Strengths
- The best performing precious metal for the week was platinum, up 11.24%, with palladium coming in a strong second at 9.85%. Traders are increasingly bidding up silver, platinum and palladium as they look to bridge the widening gap between gold's record-setting outperformance and the lag in other precious metals. For platinum in particular, this rotation represents a key strength, as its extreme discount to gold, combined with industrial demand tailwinds, makes it a compelling catch-up trade in a broader precious metals bull cycle.
New Gold hit a nine-year high, underscoring growing investor confidence driven by operational performance, sustainability leadership and consistent production across its Canadian assets. The company’s improved safety metrics, strong local hiring and emissions reductions signal not just financial strength but also long-term ESG value creation.
- Central banks have emerged as a driving force behind the record-breaking bull market for gold, and while the true scale of their buying is shrouded in mystery, nobody expects them to stop. Globally, they are accumulating roughly 80 metric tons of gold a month, worth about $8.5 billion at current prices, analysts at Goldman Sachs estimate.
Weaknesses
- The worst performing precious metal for the week was gold, still up 0.62%. Raging Canadian wildfires have forced evacuations from several mining operations as heat and wind push flames across the resource-rich western provinces. Fires prompted Hudbay Minerals to evacuate its gold and copper mine near northern Manitoba’s city of Flin Flon, the company said in a Wednesday statement, threatening critical gold supply chains.
- Metals refiner Johnson Matthey sees muted demand for platinum jewelry among Chinese consumers, despite a recent surge in imports by manufacturers that is straining global supplies of the metal. The world’s second-largest refiner of platinum group metals said that strong physical demand from China has exacerbated market tightness and pushed prices to two-year highs, as the jewelry industry aggressively stockpiles the cheaper alternative to gold, according to Bloomberg.
- West African Resources has announced that it will adopt the Government of Burkina Faso's changes to the August 2024 Mining Code, which increase the government's equity interest from 10% to 15%. This will be applied to West African’s operating projects: Sanbrado (including Toega) and Kiaka, according to Canaccord.
Opportunities
- As of the end of 1Q25, total gold holdings of $8.8 trillion are still only around 4% of global equity, fixed income and alternatives. A potential shift of just 0.5% of foreign U.S. assets to gold could yield 18% annual returns, taking gold prices toward $6,000 by early 2029, according to JPMorgan
- Artemis hosted a site opening/mine tour, highlighting a well-functioning mine since declaring commercial production on May 2, after the first gold was achieved in January. Management commentary in the May 2 press release highlighted that the milling circuit had operated at 93% capacity over 30 days and 102% over 14 days. BMO’s discussion at the site reinforced that the processing plant overall continues to operate consistently above design capacity.

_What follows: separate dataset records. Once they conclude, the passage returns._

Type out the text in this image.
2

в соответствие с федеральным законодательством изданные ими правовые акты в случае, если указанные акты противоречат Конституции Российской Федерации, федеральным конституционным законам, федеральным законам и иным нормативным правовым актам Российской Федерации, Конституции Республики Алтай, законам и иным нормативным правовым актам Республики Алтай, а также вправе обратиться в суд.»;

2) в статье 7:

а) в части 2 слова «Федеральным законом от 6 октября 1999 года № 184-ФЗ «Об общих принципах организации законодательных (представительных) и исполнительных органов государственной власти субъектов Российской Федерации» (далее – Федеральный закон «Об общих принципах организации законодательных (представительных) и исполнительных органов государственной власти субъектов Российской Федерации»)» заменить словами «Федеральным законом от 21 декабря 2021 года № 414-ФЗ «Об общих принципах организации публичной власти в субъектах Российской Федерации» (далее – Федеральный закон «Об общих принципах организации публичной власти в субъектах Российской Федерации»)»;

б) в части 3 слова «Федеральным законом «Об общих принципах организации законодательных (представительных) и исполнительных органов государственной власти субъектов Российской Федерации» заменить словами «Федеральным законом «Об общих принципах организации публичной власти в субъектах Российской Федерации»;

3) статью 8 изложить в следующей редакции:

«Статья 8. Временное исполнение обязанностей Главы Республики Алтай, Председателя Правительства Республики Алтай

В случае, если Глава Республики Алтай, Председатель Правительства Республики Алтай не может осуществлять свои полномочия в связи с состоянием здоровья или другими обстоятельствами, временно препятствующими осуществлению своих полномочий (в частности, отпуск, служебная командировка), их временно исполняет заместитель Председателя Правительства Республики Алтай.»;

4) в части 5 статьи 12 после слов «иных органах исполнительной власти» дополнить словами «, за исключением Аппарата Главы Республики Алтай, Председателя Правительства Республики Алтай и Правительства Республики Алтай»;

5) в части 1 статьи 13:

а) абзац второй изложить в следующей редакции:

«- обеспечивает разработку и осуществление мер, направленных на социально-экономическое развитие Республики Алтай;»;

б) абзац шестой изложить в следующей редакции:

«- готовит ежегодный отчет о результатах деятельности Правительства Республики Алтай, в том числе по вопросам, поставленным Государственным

- The gold-to-silver ratio, which peaked above 105 in April, is now contracting—a historically bullish signal for silver, as past reversals from extreme levels have preceded sharp silver outperformance. With the long-term average closer to 60, silver's current breakout above $35 suggests it may be entering a catch-up rally toward gold, potentially targeting the $40–$50 range if the ratio continues to normalize, as it did during the 2008-2009 precious metals cycle. This serves as an opportunity for silver miners that move with operational leverage to silver.
Threats
- Platinum’s recent rally appears increasingly speculative, as macro headwinds from China, where EVs now outsell gas-powered cars and jewelry demand remains weak, undermine the sustainability of recent gains. With end-user appetite soft and inventories building despite tight supply, the metal faces heightened risk of sharp profit-taking as quickly as speculators piled in.
- The trajectory of gold ETF inflows will be important, with some slowdown recently with competition from other asset classes, particularly equities, while Morgan Stanley needs to see if the recent jewelry demand weakness will reverse as consumers adjust to higher prices.
- Scotia believes that the prospect of flat production, fewer multi-million-ounce discoveries and the need for diversification present a compelling case for increased M&A activity, especially in Tier-1 jurisdictions (Canada, the U.S. and Australia). For context, the senior producers (Newmont, Barrick, Agnico Eagle and Kinross) produce an average of 15- 16 Moz of gold per year, implying a need to replace these gold ounces every year.